- Candace Bushnell
NEW YORK — May looks set to become Carrie month in the Big Apple with billboards advertising Sex and the City 2 and bookstore displays piled high with stacks of the new prequel novel by Candace Bushnell. The Carrie Diaries reveals the early years of New York’s most famous sex columnist and one of the most influential characters of the last decade. I sat down with the “real” Carrie to find out more.
Meeting Candace Bushnell is certainly a little intimidating. She has the same small and slender build, blond hair and pale blue eyes as Sarah Jessica Parker. Her big gold watch, towering heels fresh from Chanel and her skinny jeans make her look like anything but an author.
She gives off a typically New York air of self-assurance, speaks loudly and doesn’t mince words. Thirty-two years of climbing the ladder of success in New York gives a person very thick skin.
She talks openly about having Botox treatments, quitting smoking, only shopping twice a year and about finally finding love with a star dancer in the New York Ballet who is 10 years her junior. They were married in 2002.
For the record, she’s still friends with the real Mr. Big — millionaire magazine editor Ron Galotti. He lives in Vermont with his horses. Bushnell gave him the nickname because he was short. Chris Noth, who plays Mr. Big in the series, lives in the same building as she does.
At age 51, Bushnell decided it was time to tell the story of Carrie, the character she describes as her alter ego. She wrote The Carrie Diaries over a year, both in New York and at her home in Connecticut. She’s already in the middle of writing the second instalment, due out in summer 2011, which describes Carrie’s arrival in New York and the moment she meets Samantha. Fans can expect a movie adaptation of this one, too.

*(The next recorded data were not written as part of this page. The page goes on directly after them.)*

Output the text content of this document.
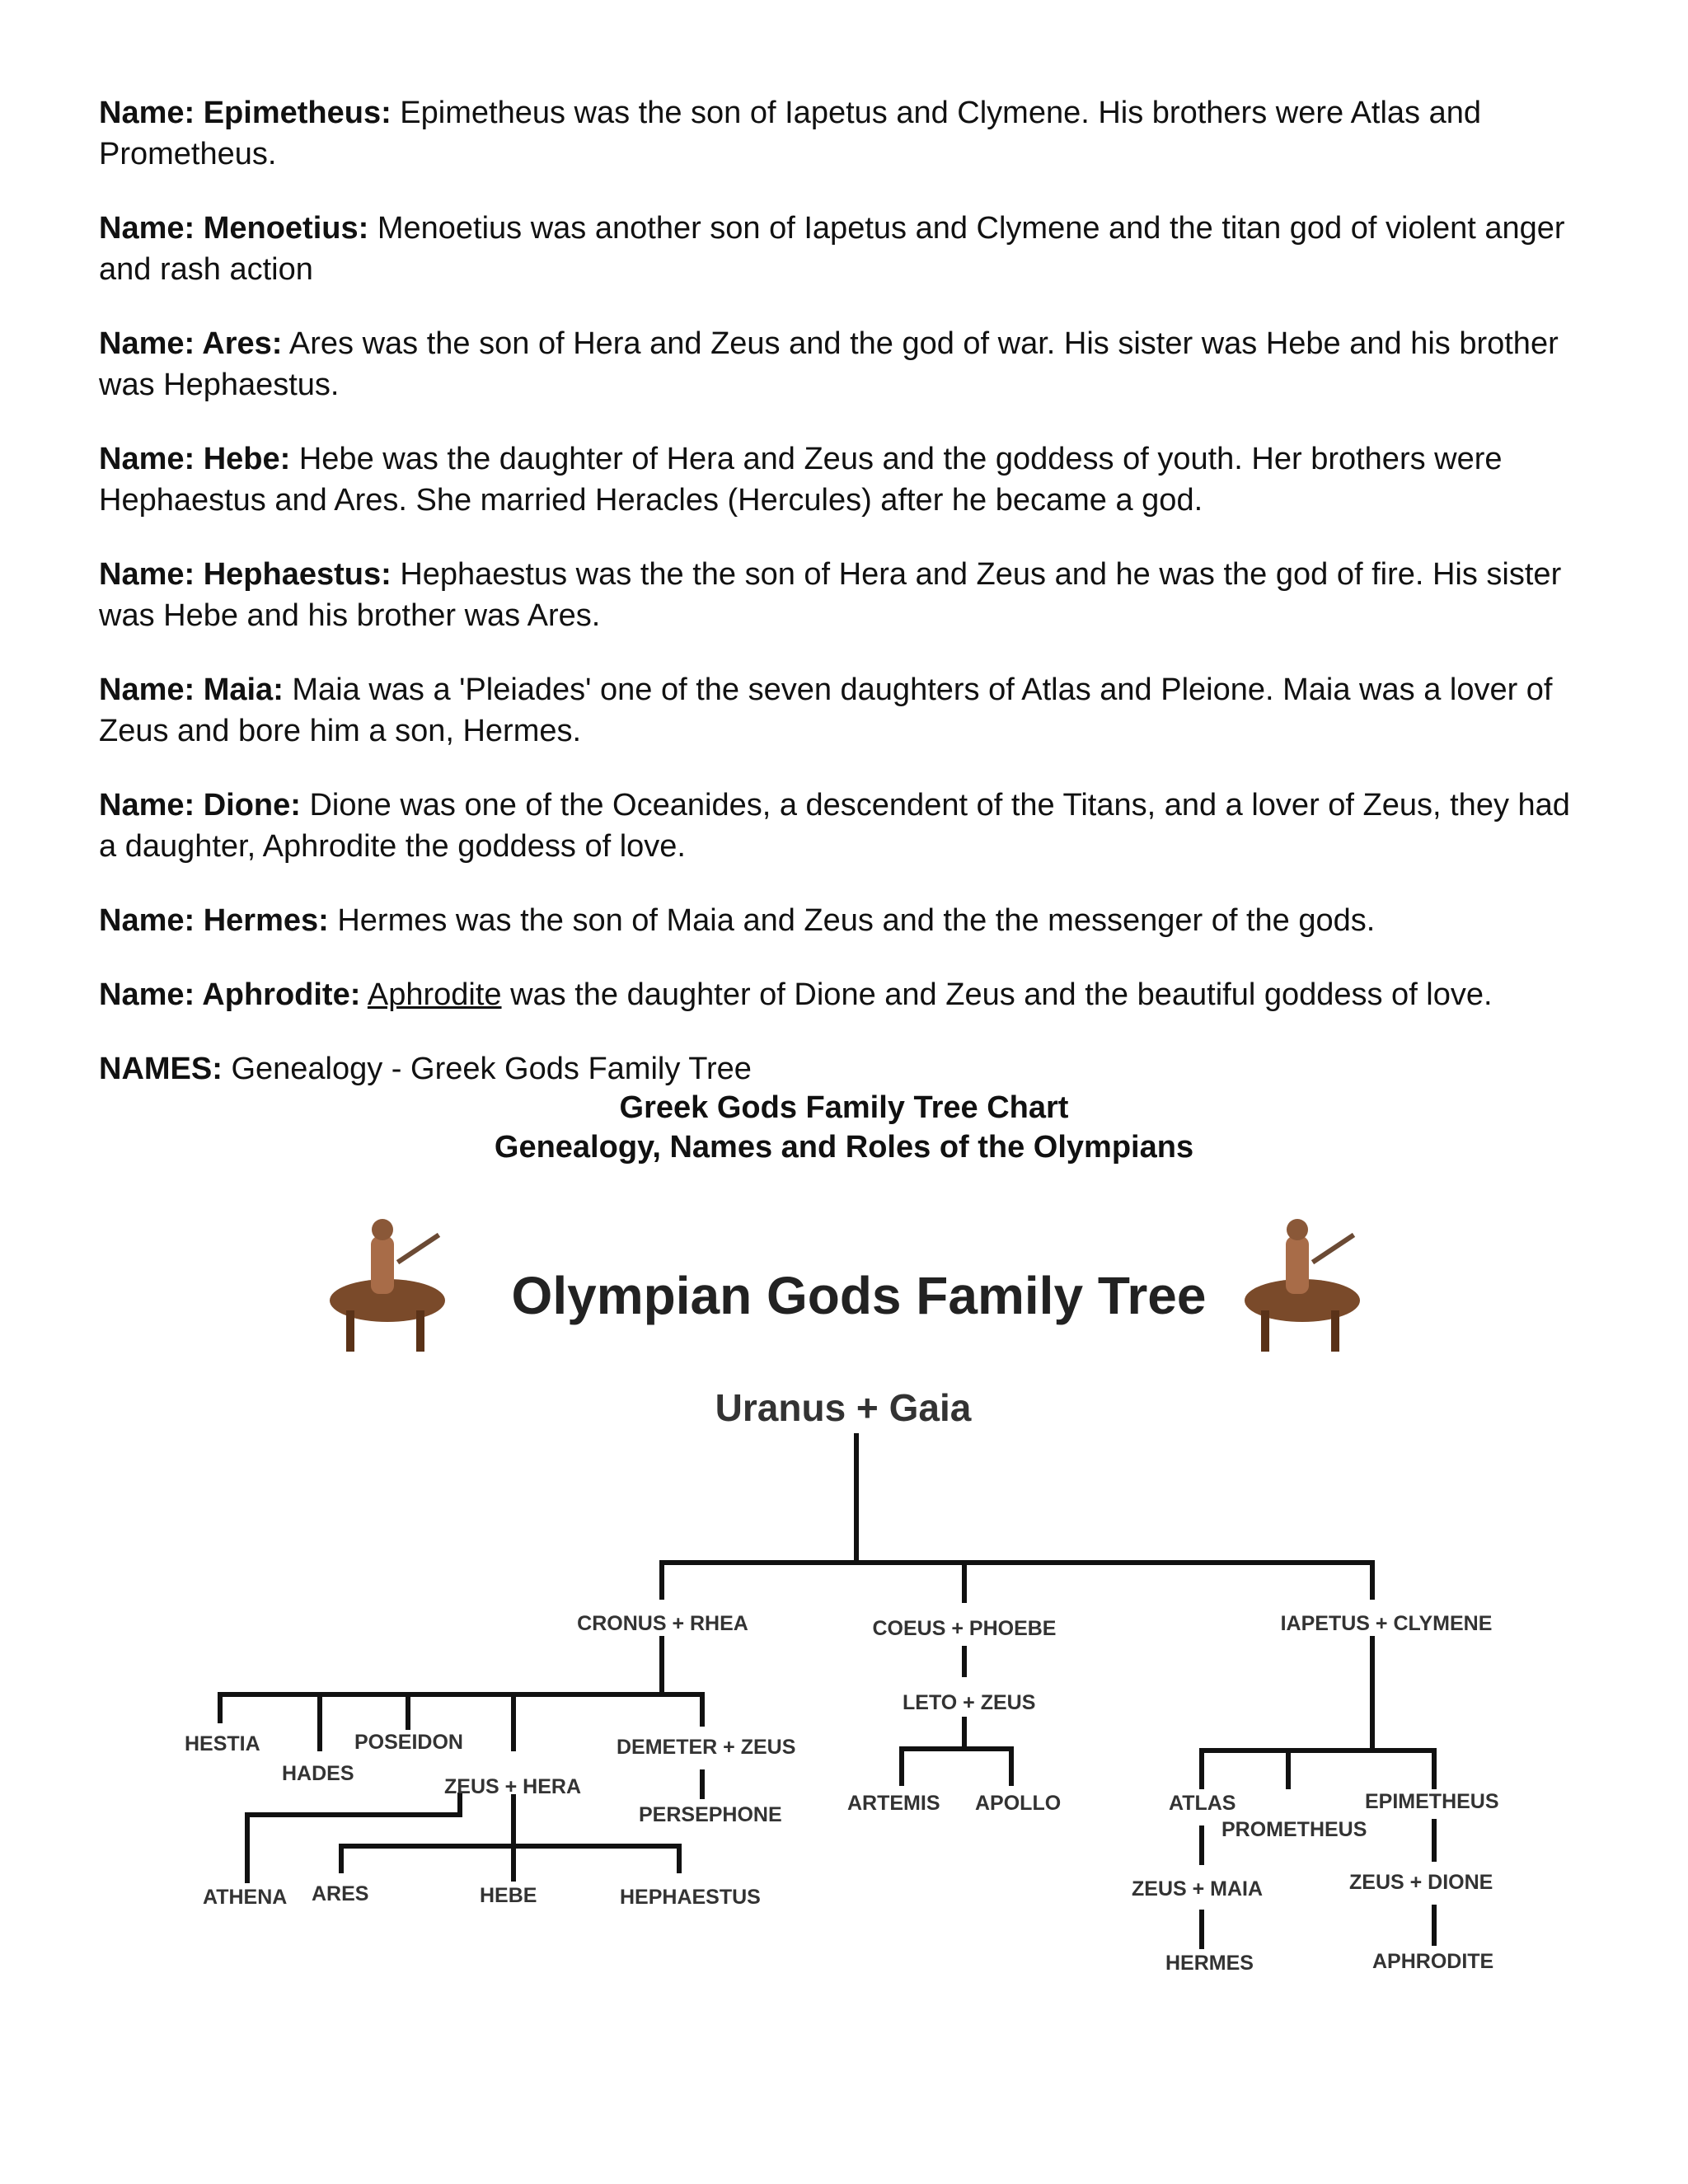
Name: Epimetheus: Epimetheus was the son of Iapetus and Clymene. His brothers were Atlas and Prometheus.

Name: Menoetius: Menoetius was another son of Iapetus and Clymene and the titan god of violent anger and rash action

Name: Ares: Ares was the son of Hera and Zeus and the god of war. His sister was Hebe and his brother was Hephaestus.

Name: Hebe: Hebe was the daughter of Hera and Zeus and the goddess of youth. Her brothers were Hephaestus and Ares. She married Heracles (Hercules) after he became a god.

Name: Hephaestus: Hephaestus was the the son of Hera and Zeus and he was the god of fire. His sister was Hebe and his brother was Ares.

Name: Maia: Maia was a 'Pleiades' one of the seven daughters of Atlas and Pleione. Maia was a lover of Zeus and bore him a son, Hermes.

Name: Dione: Dione was one of the Oceanides, a descendent of the Titans, and a lover of Zeus, they had a daughter, Aphrodite the goddess of love.

Name: Hermes: Hermes was the son of Maia and Zeus and the the messenger of the gods.

Name: Aphrodite: Aphrodite was the daughter of Dione and Zeus and the beautiful goddess of love.

NAMES: Genealogy - Greek Gods Family Tree
Greek Gods Family Tree Chart
Genealogy, Names and Roles of the Olympians
Olympian Gods Family Tree
Uranus + Gaia
CRONUS + RHEA	COEUS + PHOEBE	IAPETUS + CLYMENE
HESTIA
HADES
POSEIDON
ZEUS + HERA
DEMETER + ZEUS
PERSEPHONE
ATHENA ARES	HEBE	HEPHAESTUS
LETO + ZEUS
ARTEMIS APOLLO	ATLAS
PROMETHEUS
EPIMETHEUS
ZEUS + MAIA	ZEUS + DIONE
HERMES	APHRODITE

Carrie’s story is similar to Bushnell’s. Born in Connecticut, at age eight, she already knew she wanted to write. “I came to New York at 19 with that dream,” the author said. “As a teenager, I was already very independent and determined.”
You needed guts to move to Manhattan at the end of the 1970s, especially if you were a woman. “I quickly realized that you had to fight to survive here. New York was very edgy back then, but I immediately loved the people, the noise, the danger and the endless opportunities.” She changed apartments six times during her first year and had cockroaches as roommates.
Her first job at a magazine involved sharpening pencils for her boss. “But I was the best pencil sharpener,” she remembered. Her life changed in 1994 when The New York Observer offered her a column on sex and dating in the Big Apple.
Sex and the City was born. It was such a success that she was offered a book deal and a TV series after the fourth article. Even though she held on to all those early columns and sometimes still rereads them, there’s no going back to the life of a sex columnist in 2010.
“I’m 51! I’m going to stick to novels,” she said. Bushnell also authored Lipstick Jungle (that was also made into a TV show with limited success) and One Fifth Avenue.
The Carrie Diaries is her first move into teen literature. Her adult fans will find it a lot tamer than Sex and the City. “I didn’t think about that. I just wanted to write a real book about the life of a 17-year-old teenager and the emotional turmoil involved,” she explained.
Does Bushnell believe Carrie changed the women of New York? “I don’t know, but lots of young women tell me they moved to New York because of Sex and the City. I think I did a good job showing what it’s like being single in New York.”
You can say that again.
A peek in the Diaries
What’s in The Carrie Diaries?
We find a 17-year-old Carrie Bradshaw in her last year of high school.
She lives in a small town outside of New York. She’s the oldest of three girls and her friends call her Bradley. She’s dating a boy who treats her like dirt. Her librarian mother died of cancer when she was 13 and her father is a scientist who builds rockets.
Her mother inspired her very individualistic sense of style (early on in the book she’s wearing white patent leather boots) along with her love of writing and her feminist leanings. In one passage she describes marriage as a “form of legalized prostitution.”
After enrolling in a writing program, she finally makes the big move to New York where she has her purse stolen on her first day.
Alone and penniless, she contacts the only person she knows in the city.
The book ends with Carrie dialing a number in a phone booth before saying, “Samantha Jones, please.”